High commodity prices supported “profit opportunities for many producers across the farm sector” ahead of the spring planting season, although there were concerns about operating expenses, higher interest rates and drought, said the Kansas City Federal Reserve Bank.
Based on surveys of ag lenders, the report said farmland values, which rose an average 15%, showed signs of softening at the close of 2022.
“While improvement in farm income and credit conditions has softened slightly in recent months, farm finances remained strong, especially following strong agricultural economic conditions the past two years,” said the regional Fed in an Ag Finance Update. The report also pointed to “broad strength in the farm economy throughout 2022.”
Net farm income, a measurement of profitability, was record high in 2021 and 2022, according to the USDA. It forecasts net farm income this year will be the third-highest ever, although a step down from 2022. In Ukraine, ordinarily a major exporter of wheat, corn and sunflower oil, war has injected a larger than usual degree of uncertainty into agricultural markets.
Agricultural banks said interest rates on farm loans were 3 percentage points higher in the final month of 2022 than they were in late 2021. “Rates rose to the highest level since 2008 and pushed up financing costs considerably,” said the report.
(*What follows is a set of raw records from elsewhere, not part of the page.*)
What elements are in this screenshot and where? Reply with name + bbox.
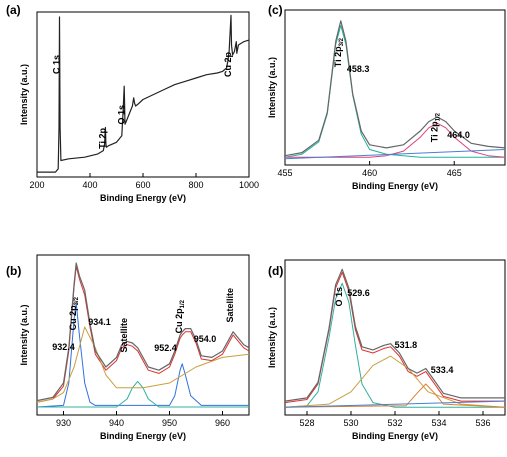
series-line [284, 25, 505, 158]
x-tick-label: 460 [362, 168, 377, 178]
x-axis-title: Binding Energy (eV) [352, 181, 438, 191]
series-line [36, 326, 250, 403]
peak-annotation: Cu 2p [223, 52, 233, 78]
annotation-subscript: 3/2 [339, 37, 345, 46]
y-axis-title: Intensity (a.u.) [267, 57, 277, 118]
panel-d: (d) 528 530 532 534 536 Binding Energy (eV) Int… [267, 259, 506, 441]
peak-annotation: Ti 2p [98, 128, 108, 149]
series-line [284, 20, 506, 157]
series-line [36, 302, 249, 408]
x-tick-label: 200 [29, 180, 44, 190]
series-line [284, 400, 506, 408]
x-axis-title: Binding Energy (eV) [100, 193, 186, 203]
peak-annotation: Cu 2p1/2 [174, 299, 186, 333]
series-line [284, 282, 505, 408]
peak-annotation: C 1s [52, 55, 62, 74]
panel-letter: (a) [6, 3, 21, 17]
x-tick-label: 1000 [239, 180, 259, 190]
peak-annotation: 932.4 [52, 342, 75, 352]
plot-frame [36, 11, 250, 178]
peak-annotation: Satellite [119, 318, 129, 353]
panel-letter: (d) [268, 264, 283, 278]
x-tick-label: 530 [343, 418, 358, 428]
peak-annotation: 934.1 [88, 317, 111, 327]
series-line [284, 149, 506, 160]
peak-annotation: O 1s [334, 287, 344, 307]
series-line [284, 355, 506, 408]
peak-annotation: 952.4 [154, 343, 177, 353]
panel-b: (b) 930 940 950 960 Binding Energy (eV) Intens… [6, 254, 250, 441]
peak-annotation: 954.0 [194, 334, 217, 344]
panel-letter: (c) [268, 3, 283, 17]
peak-annotation: Ti 2p1/2 [429, 112, 441, 142]
x-tick-label: 960 [215, 418, 230, 428]
panel-letter: (b) [6, 264, 21, 278]
y-axis-title: Intensity (a.u.) [267, 307, 277, 368]
peak-annotation: 458.3 [347, 64, 370, 74]
x-tick-label: 950 [162, 418, 177, 428]
x-tick-label: 532 [387, 418, 402, 428]
panel-a: (a) 200 400 600 800 1000 Binding Energy (eV) In… [6, 3, 259, 203]
peak-annotation: Satellite [225, 288, 235, 323]
series-line [284, 268, 505, 402]
x-tick-label: 940 [109, 418, 124, 428]
annotation-subscript: 1/2 [435, 112, 441, 121]
x-tick-label: 400 [82, 180, 97, 190]
peak-annotation: Ti 2p3/2 [333, 37, 345, 67]
y-axis-title: Intensity (a.u.) [19, 64, 29, 125]
x-axis-title: Binding Energy (eV) [352, 431, 438, 441]
peak-annotation: 464.0 [447, 130, 470, 140]
x-tick-label: 800 [188, 180, 203, 190]
x-tick-label: 536 [475, 418, 490, 428]
series-line [37, 380, 249, 408]
x-axis-title: Binding Energy (eV) [100, 431, 186, 441]
peak-annotation: 533.4 [431, 365, 454, 375]
annotation-subscript: 1/2 [180, 299, 186, 308]
series-line [284, 383, 506, 408]
peak-annotation: 531.8 [395, 340, 418, 350]
x-tick-label: 455 [277, 168, 292, 178]
peak-annotation: O 1s [116, 105, 126, 125]
x-tick-label: 600 [135, 180, 150, 190]
y-axis-title: Intensity (a.u.) [19, 304, 29, 365]
series-line [36, 265, 250, 403]
x-tick-label: 930 [56, 418, 71, 428]
series-line [285, 122, 506, 158]
peak-annotation: 529.6 [347, 288, 370, 298]
panel-c: (c) 455 460 465 Binding Energy (eV) Intensity… [267, 3, 506, 191]
series-line [36, 262, 250, 402]
annotation-subscript: 3/2 [74, 296, 80, 305]
plot-frame [36, 254, 250, 416]
x-tick-label: 534 [431, 418, 446, 428]
x-tick-label: 465 [447, 168, 462, 178]
series-line [37, 14, 250, 173]
plot-frame [284, 9, 506, 166]
x-tick-label: 528 [299, 418, 314, 428]
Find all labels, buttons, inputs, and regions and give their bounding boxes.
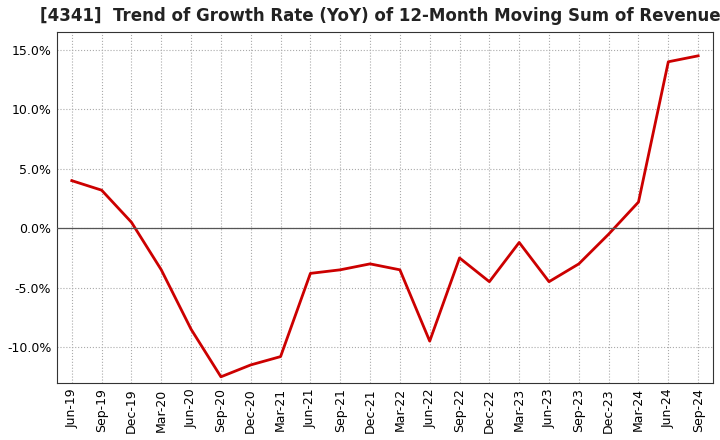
Title: [4341]  Trend of Growth Rate (YoY) of 12-Month Moving Sum of Revenues: [4341] Trend of Growth Rate (YoY) of 12-…	[40, 7, 720, 25]
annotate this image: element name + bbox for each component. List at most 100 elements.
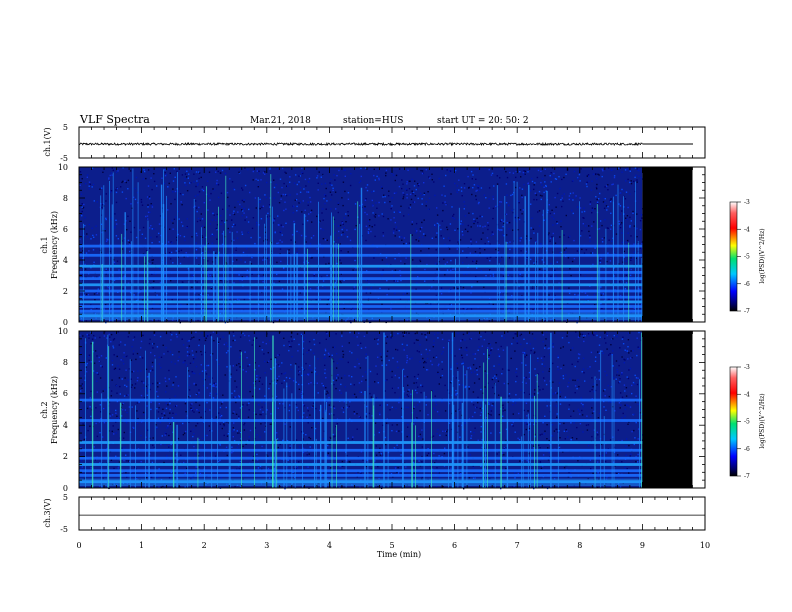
spectrogram-speckle bbox=[207, 364, 210, 367]
spectrogram-speckle bbox=[90, 342, 92, 345]
spectrogram-speckle bbox=[604, 370, 606, 373]
spectrogram-speckle bbox=[447, 308, 450, 311]
spectrogram-speckle bbox=[456, 189, 458, 191]
spectrogram-speckle bbox=[579, 235, 582, 237]
spectrogram-speckle bbox=[573, 170, 576, 173]
spectrogram-speckle bbox=[613, 275, 615, 277]
spectrogram-speckle bbox=[415, 231, 417, 234]
spectrogram-speckle bbox=[551, 216, 553, 218]
spectrogram-speckle bbox=[620, 404, 622, 406]
spectrogram-speckle bbox=[156, 294, 158, 296]
spectrogram-speckle bbox=[109, 415, 112, 417]
spectrogram-speckle bbox=[596, 183, 598, 186]
spectrogram-speckle bbox=[584, 335, 586, 337]
spectrogram-speckle bbox=[586, 181, 588, 184]
spectrogram-speckle bbox=[616, 335, 618, 338]
spectrogram-speckle bbox=[634, 374, 636, 377]
spectrogram-speckle bbox=[113, 261, 116, 263]
spectrogram-speckle bbox=[256, 224, 258, 226]
spectrogram-speckle bbox=[125, 421, 128, 424]
spectrogram-speckle bbox=[442, 202, 444, 204]
spectrogram-speckle bbox=[467, 224, 469, 227]
spectrogram-speckle bbox=[516, 375, 518, 378]
spectrogram-speckle bbox=[551, 209, 553, 211]
spectrogram-speckle bbox=[466, 354, 468, 356]
spectrogram-speckle bbox=[631, 357, 633, 359]
spectrogram-speckle bbox=[186, 303, 188, 306]
spectrogram-speckle bbox=[488, 302, 490, 305]
spectrogram-speckle bbox=[456, 185, 458, 187]
spectrogram-speckle bbox=[462, 361, 464, 363]
spectrogram-speckle bbox=[598, 412, 601, 415]
spectrogram-speckle bbox=[268, 204, 271, 206]
spectrogram-speckle bbox=[194, 453, 197, 455]
spectrogram-speckle bbox=[502, 407, 504, 409]
spectrogram-speckle bbox=[341, 407, 343, 409]
spectrogram-speckle bbox=[386, 280, 388, 282]
spectrogram-speckle bbox=[150, 351, 152, 354]
spectrogram-speckle bbox=[105, 357, 107, 359]
spectrogram-speckle bbox=[348, 342, 350, 344]
spectrogram-speckle bbox=[302, 451, 305, 454]
spectrogram-speckle bbox=[301, 167, 303, 170]
spectrogram-speckle bbox=[410, 393, 412, 395]
spectrogram-speckle bbox=[321, 208, 324, 210]
spectrogram-speckle bbox=[162, 485, 164, 487]
spectrogram-speckle bbox=[322, 385, 324, 387]
spectrogram-speckle bbox=[223, 423, 225, 425]
spectrogram-speckle bbox=[374, 216, 376, 218]
spectrogram-speckle bbox=[472, 260, 474, 263]
spectrogram-speckle bbox=[460, 190, 463, 192]
spectrogram-speckle bbox=[418, 236, 421, 239]
spectrogram-speckle bbox=[528, 424, 530, 426]
spectrogram-speckle bbox=[618, 402, 621, 404]
spectrogram-speckle bbox=[323, 430, 325, 432]
spectrogram-speckle bbox=[134, 383, 137, 385]
spectrogram-speckle bbox=[419, 344, 421, 346]
spectrogram-speckle bbox=[478, 185, 480, 188]
spectrogram-speckle bbox=[263, 353, 265, 355]
spectrogram-speckle bbox=[556, 416, 558, 418]
spectrogram-speckle bbox=[475, 190, 477, 192]
spectrogram-speckle bbox=[278, 280, 281, 283]
spectrogram-speckle bbox=[576, 206, 579, 208]
spectrogram-speckle bbox=[618, 220, 620, 222]
spectrogram-speckle bbox=[164, 172, 166, 174]
spectrogram-speckle bbox=[441, 194, 443, 196]
spectrogram-speckle bbox=[497, 250, 499, 252]
spectrogram-speckle bbox=[188, 345, 190, 347]
spectrogram-speckle bbox=[440, 235, 442, 237]
spectrogram-speckle bbox=[282, 403, 284, 405]
spectrogram-speckle bbox=[589, 201, 592, 203]
spectrogram-speckle bbox=[347, 437, 349, 439]
spectrogram-speckle bbox=[463, 429, 465, 431]
spectrogram-speckle bbox=[390, 208, 392, 210]
spectrogram-speckle bbox=[193, 181, 195, 183]
spectrogram-speckle bbox=[365, 353, 367, 355]
spectrogram-speckle bbox=[328, 262, 330, 265]
spectrogram-speckle bbox=[371, 191, 373, 193]
spectrogram-speckle bbox=[624, 390, 626, 392]
spectrogram-speckle bbox=[441, 361, 443, 363]
spectrogram-speckle bbox=[621, 232, 623, 234]
spectrogram-speckle bbox=[142, 270, 145, 272]
spectrogram-speckle bbox=[598, 352, 601, 354]
spectrogram-speckle bbox=[489, 408, 492, 410]
spectrogram-speckle bbox=[630, 180, 632, 182]
spectrogram-speckle bbox=[151, 228, 153, 230]
spectrogram-speckle bbox=[174, 190, 177, 193]
spectrogram-speckle bbox=[269, 167, 271, 169]
spectrogram-speckle bbox=[374, 179, 376, 181]
spectrogram-speckle bbox=[532, 447, 535, 449]
spectrogram-speckle bbox=[167, 209, 169, 211]
spectrogram-speckle bbox=[415, 222, 418, 225]
spectrogram-speckle bbox=[269, 168, 271, 170]
spectrogram-speckle bbox=[558, 282, 560, 284]
spectrogram-speckle bbox=[405, 396, 407, 398]
spectrogram-speckle bbox=[618, 223, 621, 225]
spectrogram-speckle bbox=[605, 452, 607, 454]
spectrogram-speckle bbox=[128, 368, 131, 370]
spectrogram-speckle bbox=[261, 349, 263, 351]
spectrogram-speckle bbox=[241, 405, 243, 408]
spectrogram-speckle bbox=[500, 201, 503, 203]
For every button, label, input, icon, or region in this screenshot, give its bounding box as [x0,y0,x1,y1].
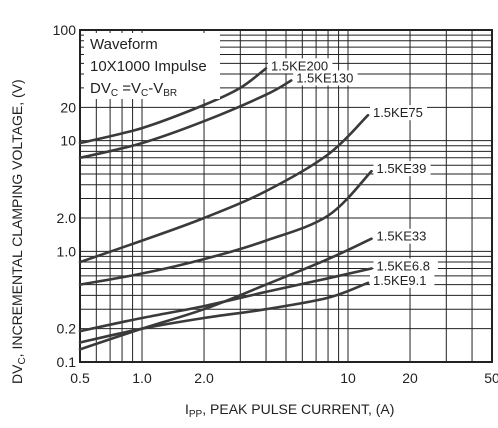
x-axis-label: IPP, PEAK PULSE CURRENT, (A) [185,401,394,420]
tick-labels: 0.5 1.0 2.0 10 20 50 100 20 10 2.0 1.0 0.2 0.1 [53,22,498,386]
series-label-1.5ke9.1: 1.5KE9.1 [373,273,427,288]
annotation-line-2: 10X1000 Impulse [90,58,207,75]
waveform-annotation: Waveform 10X1000 Impulse DVC =VC-VBR [84,33,220,99]
y-tick-label: 0.1 [57,354,77,370]
y-tick-label: 20 [60,99,76,115]
series-line-1.5ke6.8 [78,267,373,333]
plot-frame [79,29,493,363]
series-line-1.5ke130 [78,79,293,160]
series-label-1.5ke39: 1.5KE39 [376,161,426,176]
series-label-1.5ke130: 1.5KE130 [296,70,353,85]
annotation-line-3: DVC =VC-VBR [90,80,177,99]
x-tick-label: 2.0 [194,370,214,386]
x-tick-label: 10 [340,370,356,386]
x-tick-label: 50 [484,370,498,386]
y-tick-label: 2.0 [57,210,77,226]
series-label-bg [373,228,431,244]
series-label-bg [369,272,435,288]
x-tick-label: 0.5 [70,370,90,386]
x-tick-label: 1.0 [132,370,152,386]
series-label-bg [373,161,431,177]
y-tick-label: 100 [53,22,77,38]
y-tick-label: 10 [60,133,76,149]
series-line-1.5ke75 [78,113,370,264]
series-label-1.5ke33: 1.5KE33 [376,229,426,244]
x-tick-label: 20 [402,370,418,386]
series-label-bg [373,258,438,274]
series-line-1.5ke200 [78,67,268,145]
series-line-1.5ke9.1 [78,281,370,344]
series-label-bg [293,70,358,86]
series-label-bg [369,105,428,121]
y-tick-label: 0.2 [57,321,77,337]
annotation-line-1: Waveform [90,36,158,53]
y-tick-label: 1.0 [57,243,77,259]
series-label-1.5ke75: 1.5KE75 [373,105,423,120]
y-axis-label: DVC, INCREMENTAL CLAMPING VOLTAGE, (V) [9,79,28,384]
series-label-1.5ke6.8: 1.5KE6.8 [376,258,430,273]
annotation-box [84,33,220,99]
series-line-1.5ke39 [78,169,373,286]
series-label-bg [268,58,333,74]
series-label-1.5ke200: 1.5KE200 [271,58,328,73]
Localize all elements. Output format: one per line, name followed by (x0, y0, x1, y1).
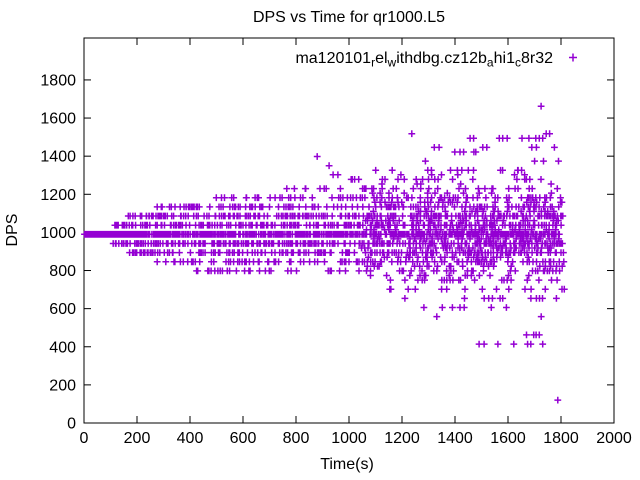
x-tick-label: 2000 (596, 430, 632, 447)
chart-title: DPS vs Time for qr1000.L5 (253, 9, 445, 26)
y-tick-label: 1000 (40, 225, 76, 242)
legend-label: ma120101r​elw​ithdbg.cz12ba​hi1c​8r32 (295, 50, 553, 70)
legend: ma120101r​elw​ithdbg.cz12ba​hi1c​8r32 (295, 50, 577, 70)
axes: 0 200 400 600 800 1000 1200 1400 1600 1800 2000 0 20… (40, 37, 632, 447)
y-tick-label: 200 (49, 377, 76, 394)
x-axis-label: Time(s) (320, 456, 374, 473)
x-tick-label: 800 (283, 430, 310, 447)
x-tick-label: 600 (230, 430, 257, 447)
y-tick-label: 0 (67, 416, 76, 433)
x-tick-label: 1400 (437, 430, 473, 447)
x-tick-label: 0 (80, 430, 89, 447)
y-tick-label: 1400 (40, 149, 76, 166)
y-tick-label: 400 (49, 339, 76, 356)
x-tick-label: 1800 (543, 430, 579, 447)
y-tick-label: 1200 (40, 187, 76, 204)
x-tick-label: 1200 (384, 430, 420, 447)
x-tick-label: 200 (124, 430, 151, 447)
x-tick-label: 1000 (331, 430, 367, 447)
y-tick-label: 1600 (40, 111, 76, 128)
y-tick-label: 800 (49, 263, 76, 280)
legend-plus-marker-icon (569, 53, 577, 62)
scatter-points (81, 102, 568, 404)
y-tick-label: 600 (49, 301, 76, 318)
y-axis-label: DPS (4, 214, 21, 247)
x-tick-label: 1600 (490, 430, 526, 447)
y-tick-label: 1800 (40, 72, 76, 89)
x-tick-label: 400 (177, 430, 204, 447)
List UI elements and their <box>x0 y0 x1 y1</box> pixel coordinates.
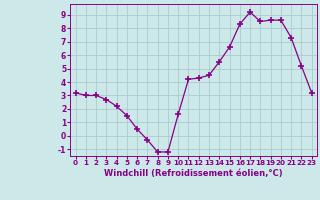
X-axis label: Windchill (Refroidissement éolien,°C): Windchill (Refroidissement éolien,°C) <box>104 169 283 178</box>
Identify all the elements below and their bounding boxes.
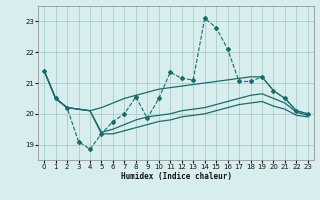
X-axis label: Humidex (Indice chaleur): Humidex (Indice chaleur) <box>121 172 231 181</box>
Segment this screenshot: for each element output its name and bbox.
“While the value of most types of farmland continued to rise, the increase was the slowest since early 2021,” according to the report. Growth slowed alongside the higher interest rates. Non-irrigated cropland increased in value by 15% in the Chicago, Dallas, Kansas City and Minneapolis federal reserve districts during 2022, down a notch from the 20% pace in early 2022. “In some areas, the growth in farmland values has softened most for lower-priced land and in states most heavily affected by drought,” said the report.
The Plains states showed the largest increases in value for non-irrigated cropland in the fourth quarter of 2022, compared to a year earlier. North Dakota cropland was up 20%, South Dakota up 18%, Kansas up 17% and Texas and Minnesota up 16%.
“Benchmark interest rates surpassed returns to farmland owners in recent months, which could pt some downward pressure on growth in farmland values going forward,” said the report.
Land accounts for 80% of farm assets.